Grant Gibson decided to hack his son’s Chatter Telephone and make it into a smartphone! Awesome project. Check out more details on his site.
The Chatter Telephone is a classic Fisher Price toy that has been sold since 1962. The design has evolved over the years, but in 2010 the original ‘classic’ Chatter phone was brought back into the limelight in the Disney / Pixar film Toy Story 3 where the phone helped Woody escape from Sunnyside Daycare.
To coincide with this movie release, Fisher Price released a new Talking Chatter Telephone – an all-plastic model that recreated the boxy shape of the 1960s original but with the addition of some voice clips from the movie controlled by the rotary dial.

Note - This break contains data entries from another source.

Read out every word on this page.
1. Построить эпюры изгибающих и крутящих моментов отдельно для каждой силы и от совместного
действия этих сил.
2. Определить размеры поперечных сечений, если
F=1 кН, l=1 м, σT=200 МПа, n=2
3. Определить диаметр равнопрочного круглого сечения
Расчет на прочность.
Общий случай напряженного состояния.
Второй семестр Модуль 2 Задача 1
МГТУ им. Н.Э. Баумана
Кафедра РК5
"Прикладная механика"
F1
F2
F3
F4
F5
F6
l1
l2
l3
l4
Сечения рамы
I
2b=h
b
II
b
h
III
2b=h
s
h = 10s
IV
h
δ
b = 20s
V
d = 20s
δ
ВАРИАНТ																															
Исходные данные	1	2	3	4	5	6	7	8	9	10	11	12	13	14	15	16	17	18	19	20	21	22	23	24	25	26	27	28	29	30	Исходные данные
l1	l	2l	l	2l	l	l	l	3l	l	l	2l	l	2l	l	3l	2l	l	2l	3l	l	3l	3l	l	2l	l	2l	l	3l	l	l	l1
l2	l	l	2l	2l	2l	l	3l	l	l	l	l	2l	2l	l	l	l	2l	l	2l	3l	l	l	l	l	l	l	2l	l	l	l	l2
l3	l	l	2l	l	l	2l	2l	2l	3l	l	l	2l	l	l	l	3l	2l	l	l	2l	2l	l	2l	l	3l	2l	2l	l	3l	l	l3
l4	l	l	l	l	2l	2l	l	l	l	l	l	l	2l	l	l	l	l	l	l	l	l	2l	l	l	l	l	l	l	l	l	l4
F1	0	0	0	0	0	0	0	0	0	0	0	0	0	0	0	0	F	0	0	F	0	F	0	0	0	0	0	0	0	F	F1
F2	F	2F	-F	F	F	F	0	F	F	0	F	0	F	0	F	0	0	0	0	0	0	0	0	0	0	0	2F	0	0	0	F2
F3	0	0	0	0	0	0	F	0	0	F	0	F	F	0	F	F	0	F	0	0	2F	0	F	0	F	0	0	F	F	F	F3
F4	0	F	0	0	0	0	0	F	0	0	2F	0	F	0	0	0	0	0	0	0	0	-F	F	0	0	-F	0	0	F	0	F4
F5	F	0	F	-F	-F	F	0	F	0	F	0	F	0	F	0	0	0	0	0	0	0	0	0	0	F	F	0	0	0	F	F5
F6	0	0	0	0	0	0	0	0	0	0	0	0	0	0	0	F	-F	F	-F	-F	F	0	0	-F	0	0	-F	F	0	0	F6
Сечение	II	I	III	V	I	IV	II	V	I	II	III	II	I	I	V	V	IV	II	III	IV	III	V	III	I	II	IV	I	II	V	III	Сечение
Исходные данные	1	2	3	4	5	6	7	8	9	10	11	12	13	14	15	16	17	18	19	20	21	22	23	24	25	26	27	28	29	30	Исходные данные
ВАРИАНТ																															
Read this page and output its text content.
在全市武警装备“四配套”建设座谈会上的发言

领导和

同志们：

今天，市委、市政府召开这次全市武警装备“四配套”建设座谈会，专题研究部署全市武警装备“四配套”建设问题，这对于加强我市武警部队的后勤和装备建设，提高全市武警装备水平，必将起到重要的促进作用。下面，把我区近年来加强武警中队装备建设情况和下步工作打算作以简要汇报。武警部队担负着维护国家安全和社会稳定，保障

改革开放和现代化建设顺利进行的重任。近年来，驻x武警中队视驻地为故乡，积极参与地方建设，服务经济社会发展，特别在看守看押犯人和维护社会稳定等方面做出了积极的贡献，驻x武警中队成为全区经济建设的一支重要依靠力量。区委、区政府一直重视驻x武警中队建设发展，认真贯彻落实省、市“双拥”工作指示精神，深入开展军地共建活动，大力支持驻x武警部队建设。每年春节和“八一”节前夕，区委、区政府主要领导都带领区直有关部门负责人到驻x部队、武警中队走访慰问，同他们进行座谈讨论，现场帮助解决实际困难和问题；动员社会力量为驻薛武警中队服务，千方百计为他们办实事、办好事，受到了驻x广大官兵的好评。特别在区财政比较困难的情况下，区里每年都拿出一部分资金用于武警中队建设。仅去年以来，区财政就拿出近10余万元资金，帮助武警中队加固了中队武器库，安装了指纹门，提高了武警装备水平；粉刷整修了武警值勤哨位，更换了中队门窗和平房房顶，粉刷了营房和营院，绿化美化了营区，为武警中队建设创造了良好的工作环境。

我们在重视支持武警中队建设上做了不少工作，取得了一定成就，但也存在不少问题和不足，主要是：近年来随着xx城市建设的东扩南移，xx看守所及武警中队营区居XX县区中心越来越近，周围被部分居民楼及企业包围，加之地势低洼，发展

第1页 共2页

I had bought one of these for my infant son (who loved the movie) but the toy didn’t get him too excited. So, I decided to turn the phone into a weekend project… introducing the Talking Chatter Smartphone.
At the heart of the Chatter Smartphone I’m using a Raspberry Pi Model B+ to give the phone more brains than it was built with. A tiny WiFi dongle provides wireless network access, and a custom Python script (code below) running on startup provides all of the logic.
Wherever possible, I’ve used the original components and controls to interact with the phone. I also wanted to retain the ‘factory’ look of the phone, so I avoided adding a screen or any unnecessary buttons.
Inputs are limited to the original rotary dial plus an ‘on hook’ sensor I added. Outputs are audio through the built-in speaker and eye movements controlled by a servo I added.
The phone uses JSON format APIs to pull data from various online services. Right now it’s configured to pull from Forecast.io for weather and from Rotten Tomatoes for movie information, but it could easily be extended to use other APIs.
The push notification system uses a Twitter account to pull new alerts from. Those alerts are pushed onto the Twitter account using IFTTT – either pre-defined recipes or alerts driven by my iPhone (e.g. when I leave a geofence).
Fun features
The Chatter Smartphone uses the OS9 boot sound (or, as I prefer to think of it, the Wall-E startup sound) on startup. This isn’t just for show, it’s also handy so I know when the Pi has finished booting and is ready for an SSH connection – every Pi should have this!
The phone can work with any standard Web Service (JSON API). It would be a two minute job to swap weather forecasts for a Quote of the Day API or, more usefully, a stocks or exchange rates api.
Need more volume? A fun hack would be to extend the Pi’s audio jack out to the back panel of the phone, potentially making a Fisher Price phone the centre of a high-end Hi-Fi system.
The push notification system can take any input from IFTTT. Currently, I have it alerting the phone when: I leave work; the weather forecast is for rain tomorrow; when my garden office temperature falls below 10 degrees centigrade; and when the International Space Station is soon passing overhead.